To self sign a certificate, to act as a CA
A topic on certificate manipulation, especially note naming convention:
http://gagravarr.org/writing/openssl-certs/ca.shtml
A topic on certificate creation with first creating a CA
RSA key length: should be at least 2048 bits, for CA maybe longer
Algorithm: MD5 no longer secure!, and clients have began to reject it (see
http://forums.mozillazine.org/viewtopic.php?f=39&t=2575295). Check to make sure certificate not signed by MD5.
(Reference: http://hostingfu.com/article/your-ssl-certificates-signed-using-vulnerable-md5)
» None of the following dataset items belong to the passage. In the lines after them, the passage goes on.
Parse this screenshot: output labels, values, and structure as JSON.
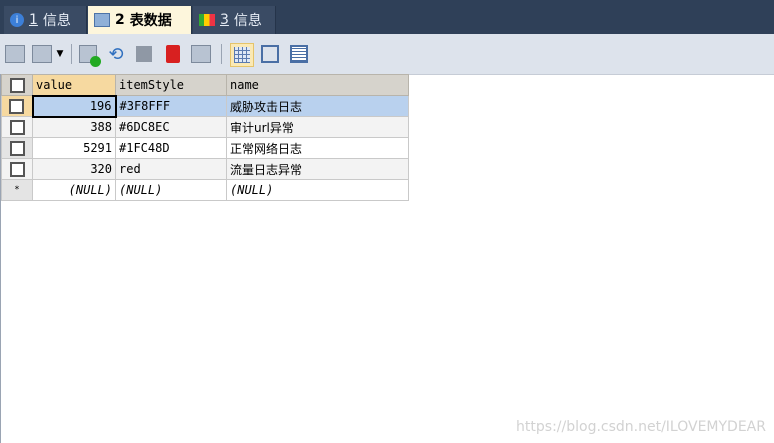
{
  "tabs": [
    {
      "num": "1",
      "label": "信息",
      "icon": "info-icon"
    },
    {
      "num": "2",
      "label": "表数据",
      "icon": "table-icon",
      "active": true
    },
    {
      "num": "3",
      "label": "信息",
      "icon": "shapes-icon"
    }
  ],
  "toolbar": [
    "import-icon",
    "export-icon",
    "add-row-icon",
    "refresh-icon",
    "save-icon",
    "delete-icon",
    "cancel-icon",
    "grid-view-icon",
    "form-view-icon",
    "text-view-icon"
  ],
  "table": {
    "columns": [
      "value",
      "itemStyle",
      "name"
    ],
    "rows": [
      {
        "value": "196",
        "itemStyle": "#3F8FFF",
        "name": "威胁攻击日志"
      },
      {
        "value": "388",
        "itemStyle": "#6DC8EC",
        "name": "审计url异常"
      },
      {
        "value": "5291",
        "itemStyle": "#1FC48D",
        "name": "正常网络日志"
      },
      {
        "value": "320",
        "itemStyle": "red",
        "name": "流量日志异常"
      }
    ],
    "new_row": {
      "marker": "*",
      "value": "(NULL)",
      "itemStyle": "(NULL)",
      "name": "(NULL)"
    }
  },
  "watermark": "https://blog.csdn.net/ILOVEMYDEAR"
}
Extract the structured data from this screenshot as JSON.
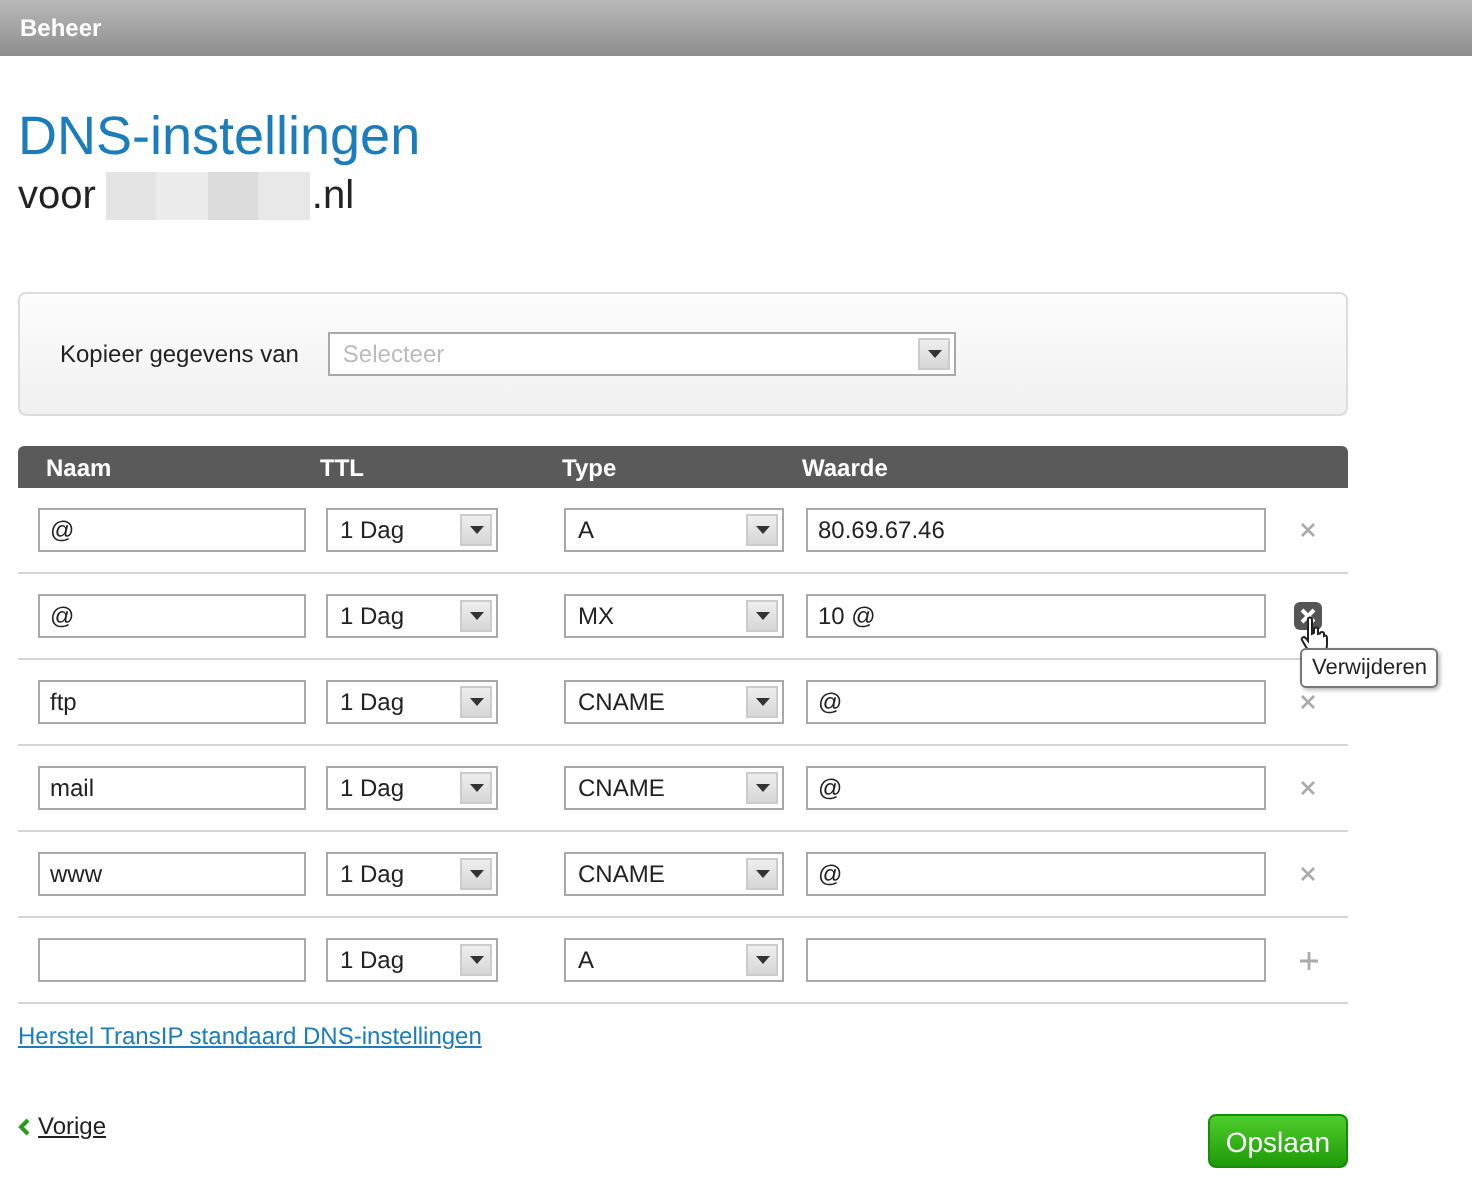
{
  "topbar": {
    "title": "Beheer"
  },
  "heading": "DNS-instellingen",
  "subheading": {
    "prefix": "voor",
    "suffix": ".nl"
  },
  "copy": {
    "label": "Kopieer gegevens van",
    "placeholder": "Selecteer"
  },
  "table": {
    "columns": [
      "Naam",
      "TTL",
      "Type",
      "Waarde"
    ],
    "rows": [
      {
        "name": "@",
        "ttl": "1 Dag",
        "type": "A",
        "value": "80.69.67.46",
        "kind": "remove",
        "hovered": false
      },
      {
        "name": "@",
        "ttl": "1 Dag",
        "type": "MX",
        "value": "10 @",
        "kind": "remove",
        "hovered": true
      },
      {
        "name": "ftp",
        "ttl": "1 Dag",
        "type": "CNAME",
        "value": "@",
        "kind": "remove",
        "hovered": false
      },
      {
        "name": "mail",
        "ttl": "1 Dag",
        "type": "CNAME",
        "value": "@",
        "kind": "remove",
        "hovered": false
      },
      {
        "name": "www",
        "ttl": "1 Dag",
        "type": "CNAME",
        "value": "@",
        "kind": "remove",
        "hovered": false
      },
      {
        "name": "",
        "ttl": "1 Dag",
        "type": "A",
        "value": "",
        "kind": "add",
        "hovered": false
      }
    ]
  },
  "tooltip": "Verwijderen",
  "reset_link": "Herstel TransIP standaard DNS-instellingen",
  "back_link": "Vorige",
  "save_button": "Opslaan"
}
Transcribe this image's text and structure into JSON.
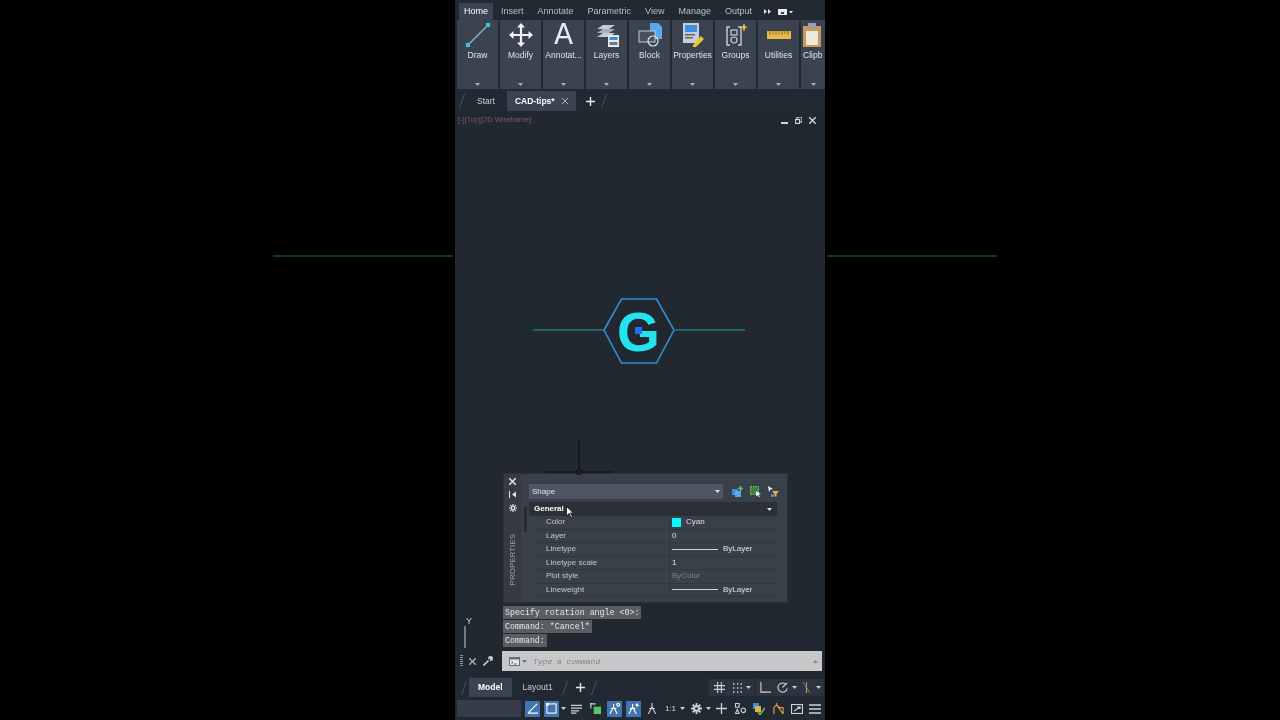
{
  "ribbon": {
    "tabs": [
      {
        "label": "Home",
        "selected": true
      },
      {
        "label": "Insert",
        "selected": false
      },
      {
        "label": "Annotate",
        "selected": false
      },
      {
        "label": "Parametric",
        "selected": false
      },
      {
        "label": "View",
        "selected": false
      },
      {
        "label": "Manage",
        "selected": false
      },
      {
        "label": "Output",
        "selected": false
      }
    ],
    "panels": [
      {
        "label": "Draw",
        "kind": "draw"
      },
      {
        "label": "Modify",
        "kind": "modify"
      },
      {
        "label": "Annotat...",
        "kind": "text",
        "glyph": "A"
      },
      {
        "label": "Layers",
        "kind": "layers"
      },
      {
        "label": "Block",
        "kind": "block"
      },
      {
        "label": "Properties",
        "kind": "properties"
      },
      {
        "label": "Groups",
        "kind": "groups"
      },
      {
        "label": "Utilities",
        "kind": "utilities"
      },
      {
        "label": "Clipb",
        "kind": "clipboard"
      }
    ]
  },
  "file_tabs": [
    {
      "label": "Start",
      "selected": false,
      "closable": false
    },
    {
      "label": "CAD-tips*",
      "selected": true,
      "closable": true
    }
  ],
  "viewport": {
    "label": "[-][Top][2D Wireframe]",
    "logo": {
      "letter": "G"
    },
    "ucs": {
      "y_label": "Y"
    }
  },
  "properties": {
    "title": "PROPERTIES",
    "selection": "Shape",
    "section": {
      "label": "General",
      "expanded": true
    },
    "rows": [
      {
        "label": "Color",
        "value": "Cyan",
        "kind": "color",
        "color": "#00ffff",
        "disabled": false
      },
      {
        "label": "Layer",
        "value": "0",
        "kind": "text",
        "disabled": false
      },
      {
        "label": "Linetype",
        "value": "ByLayer",
        "kind": "line",
        "disabled": false
      },
      {
        "label": "Linetype scale",
        "value": "1",
        "kind": "text",
        "disabled": false
      },
      {
        "label": "Plot style",
        "value": "ByColor",
        "kind": "text",
        "disabled": true
      },
      {
        "label": "Lineweight",
        "value": "ByLayer",
        "kind": "line",
        "disabled": false
      }
    ]
  },
  "command": {
    "history": [
      "Specify rotation angle <0>:",
      "Command: *Cancel*",
      "Command:"
    ],
    "placeholder": "Type a command"
  },
  "layout_tabs": [
    {
      "label": "Model",
      "selected": true
    },
    {
      "label": "Layout1",
      "selected": false
    }
  ],
  "layout_tool_groups": [
    {
      "tools": [
        {
          "kind": "grid",
          "dropdown": false
        },
        {
          "kind": "snap",
          "dropdown": true
        }
      ]
    },
    {
      "tools": [
        {
          "kind": "ortho",
          "dropdown": false
        },
        {
          "kind": "polar",
          "dropdown": true
        },
        {
          "kind": "osnap",
          "dropdown": true
        }
      ]
    }
  ],
  "status_bar": {
    "tools": [
      {
        "kind": "angle",
        "on": true,
        "dropdown": false
      },
      {
        "kind": "box",
        "on": true,
        "dropdown": true
      },
      {
        "kind": "lineweight",
        "on": false,
        "dropdown": false
      },
      {
        "kind": "transparency",
        "on": false,
        "dropdown": false
      },
      {
        "kind": "annoscale",
        "on": true,
        "dropdown": false
      },
      {
        "kind": "autoscale",
        "on": true,
        "dropdown": false
      },
      {
        "kind": "annovisibility",
        "on": false,
        "dropdown": false
      },
      {
        "kind": "scale",
        "label": "1:1",
        "on": false,
        "dropdown": true
      },
      {
        "kind": "gear",
        "on": false,
        "dropdown": true
      },
      {
        "kind": "plus",
        "on": false,
        "dropdown": false
      },
      {
        "kind": "shapes",
        "on": false,
        "dropdown": false
      },
      {
        "kind": "layers",
        "on": false,
        "dropdown": false
      },
      {
        "kind": "house",
        "on": false,
        "dropdown": false
      },
      {
        "kind": "fullscreen",
        "on": false,
        "dropdown": false
      },
      {
        "kind": "menu",
        "on": false,
        "dropdown": false
      }
    ]
  }
}
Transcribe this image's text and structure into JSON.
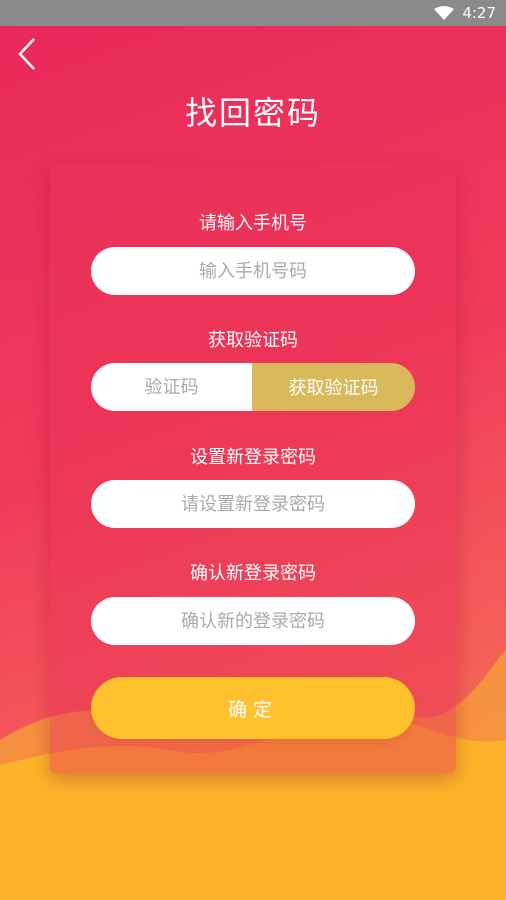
{
  "status_bar": {
    "time": "4:27",
    "wifi_icon": "wifi-icon"
  },
  "header": {
    "title": "找回密码",
    "back_icon": "chevron-left-icon"
  },
  "form": {
    "phone": {
      "label": "请输入手机号",
      "placeholder": "输入手机号码",
      "value": ""
    },
    "code": {
      "label": "获取验证码",
      "placeholder": "验证码",
      "value": "",
      "button_label": "获取验证码"
    },
    "new_password": {
      "label": "设置新登录密码",
      "placeholder": "请设置新登录密码",
      "value": ""
    },
    "confirm_password": {
      "label": "确认新登录密码",
      "placeholder": "确认新的登录密码",
      "value": ""
    },
    "submit_label": "确定"
  },
  "colors": {
    "background_top": "#e8285a",
    "background_bottom": "#f47a4a",
    "code_button": "#d9b95a",
    "submit_button": "#ffc12e",
    "wave": "#fbb42a"
  }
}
First reference at gagravarr.org mentioned, for names in a certificate for a CA:
The common name (CN) should be something like "John Smiths CA", the organisational unit (ou) should be something like "Certificate Authority", the organisation (o) should be you're going to use for your other certificates. Set the email address to the CA contact email address. You'll quite probably want to leave the other fields blank.
For user request, it mentioned (however, I can find no source of this requirement):
Make sure you've read the section of an LDAP book on the naming scheme before proceding.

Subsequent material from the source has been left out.